Exponential Family Discriminant Analysis: Generalizing LDA-Style Generative Classification to Non-Gaussian Models

We introduce Exponential Family Discriminant Analysis (EFDA), a unified generative framework that extends classical Linear Discriminant Analysis (LDA) beyond the Gaussian setting to any member of the exponential family. Under the assumption that each class-conditional density belongs to a common exponential family, EFDA derives closed-form maximum-likelihood estimators for all natural parameters and yields a decision rule that is linear in the sufficient statistic, recovering LDA as a special case and capturing nonlinear decision boundaries in the original feature space. We prove that EFDA is asymptotically calibrated and statistically efficient under correct specification, and we generalise it to $K \geq 2$ classes and multivariate data. Through extensive simulation across five exponential-family distributions (Weibull, Gamma, Exponential, Poisson, Negative Binomial), EFDA matches the classification accuracy of LDA, QDA, and logistic regression while reducing Expected Calibration Error (ECE) by $2$-$6\times$, a gap that is structural: it persists for all $n$ and across all class-imbalance levels, because misspecified models remain asymptotically miscalibrated. We further prove and empirically confirm that EFDA's log-odds estimator approaches the Cramér-Rao bound under correct specification, and is the only estimator in our comparison whose mean squared error converges to zero. Complete derivations are provided for nine distributions. Finally, we formally verify all four theoretical propositions in Lean 4, using Aristotle (Harmonic) and OpenGauss (Math, Inc.) as proof generators, with all outputs independently machine-checked by AXLE (Axiom).
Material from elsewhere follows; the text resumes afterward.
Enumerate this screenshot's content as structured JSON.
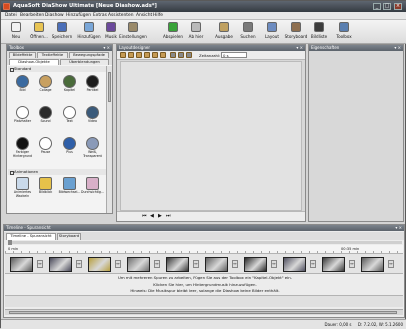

翻译：我们提出指数族判别分析（EFDA），这是一个统一的生成式框架，将经典线性判别分析（LDA）从高斯设定扩展至指数族的任意成员。在假定每个类条件密度属于同一指数族的条件下，EFDA推导出所有自然参数的闭式最大似然估计量，并产生一个关于充分统计量的线性决策规则，将LDA作为特例恢复，并在原始特征空间中捕捉非线性决策边界。我们证明EFDA在正确设定下是渐近校准且统计高效的，并将其推广至$K \geq 2$个类别和多元数据。通过在五个指数族分布（威布尔分布、伽马分布、指数分布、泊松分布、负二项分布）上的广泛模拟，EFDA在匹配LDA、QDA和逻辑回归的分类准确率的同时，将期望校准误差（ECE）降低$2$-$6$倍，这一差距是结构性的：它存在于所有$n$和所有类别不平衡水平下，因为错误设定的模型仍保持渐近失准。我们进一步证明并实证确认，在正确设定下，EFDA的对数几率估计量接近克拉美-罗界，并且是我们比较中唯一均方误差收敛至零的估计量。为九个分布提供了完整推导。最后，我们使用Aristotle（Harmonic）和OpenGauss（Math, Inc.）作为证明生成器，在Lean 4中形式验证了所有四个理论命题，所有输出均经AXLE（Axiom）独立机器检验。